7. uit akoestisch onderzoek is gebleken dat:

- de geluidsbelasting op de toepasselijke (zone)toetspunten verruiming toelaat;

- ondanks toepassing van de beste beschikbare technieken en een qua beperking van milieuhinder optimale terreinindeling, een grotere geluidimmissie noodzakelijk is ter optimalisering en/of uitbreiding van de bedrijfsvoering. In het akoestisch onderzoek dient de gewenste geluidimmissie te worden aangegeven evenals een overzicht van de geluidbronnen, de toegepaste technieken en de bedrijfstijden;

b. burgemeester en wethouders zijn bevoegd de akoestische gebiedseenheden te wijzigen, evenals de geluidruimte in dB(A)/m²’, rekening houdend met de toepasselijke (zone)toetspunten en onder de volgende voorwaarden:

1. er vindt geen overschrijding van de geluidszone plaats;

2. met de wijziging wordt een positieve bijdrage geleverd aan de optimalisering van een effectief en doelmatig ruimtegebruik.

 

 

Artikel 30: Vrijwaringszone - straalpad

 

Ter plaatse van de aanduiding vrijwaringszone straalpad mogen geen bouwwerken of andere werken worden opgericht met een hoogte van meer dan 70 meter.

 

 

Artikel 31: Algemene wijzigingsregels

31.1 Overschrijding bestemmingsgrenzen

Burgemeester en wethouders kunnen de in het plan opgenomen bestemmingen wijzigen ten behoeve van overschrijding van bestemmingsgrenzen, voor zover zulks van belang is voor een technisch betere realisering van bestemmingen of bouwwerken dan wel voor zover zulks noodzakelijk is in verband met de werkelijke toestand van het terrein. De overschrijdingen mogen niet meer dan 3 meter zijn en het bestemmingsvlak mag niet meer dan 10% worden vergroot.

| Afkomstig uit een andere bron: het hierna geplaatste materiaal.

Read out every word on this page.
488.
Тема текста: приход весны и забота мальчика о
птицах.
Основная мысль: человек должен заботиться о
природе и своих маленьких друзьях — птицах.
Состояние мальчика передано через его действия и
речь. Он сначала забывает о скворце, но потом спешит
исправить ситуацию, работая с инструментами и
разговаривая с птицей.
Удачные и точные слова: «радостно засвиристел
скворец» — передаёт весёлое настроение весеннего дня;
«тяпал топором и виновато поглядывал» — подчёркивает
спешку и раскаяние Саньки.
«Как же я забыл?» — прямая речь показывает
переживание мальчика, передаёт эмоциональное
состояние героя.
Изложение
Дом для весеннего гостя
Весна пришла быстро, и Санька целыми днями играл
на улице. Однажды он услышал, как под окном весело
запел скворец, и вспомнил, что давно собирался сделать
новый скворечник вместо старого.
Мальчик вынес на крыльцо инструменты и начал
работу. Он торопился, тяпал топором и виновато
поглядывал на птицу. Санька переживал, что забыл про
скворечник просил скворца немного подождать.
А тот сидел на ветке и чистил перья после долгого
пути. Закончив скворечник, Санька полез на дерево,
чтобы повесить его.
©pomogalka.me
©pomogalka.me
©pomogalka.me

31.2 Wijzigingsbevoegdheid ten behoeve van de actualisatie van de Staat van Bedrijfsactiviteiten

Burgemeester en wethouders kunnen de in het plan opgenomen Staat van Bedrijfsactiviteiten wijzigen door het toevoegen of schrappen van soorten bedrijven en veranderen van de categorie- indeling van soorten bedrijven, voor zover verandering in de bedrijfsvoering en de milieugevolgen van soorten bedrijven hiertoe aanleiding geven en daardoor geen aanwezige bedrijven in een hogere milieucategorie worden ondergebracht.

 

31.3 Wijzigingsbevoegdheid Leiding Hoogspanning

Burgemeester en wethouders kunnen ter plaatse van de aanduiding Wro - zone Wijzigingsgebied 3 de dubbelbestemming Leiding Hoogspanning van de verbeelding verwijderen, met inachtneming van de volgende wijzigingsregels:

  1. de betreffende leiding dient buiten werking gesteld te zijn;

  2. hierover vooraf overleg met de leidingbeheerder heeft plaatsgevonden.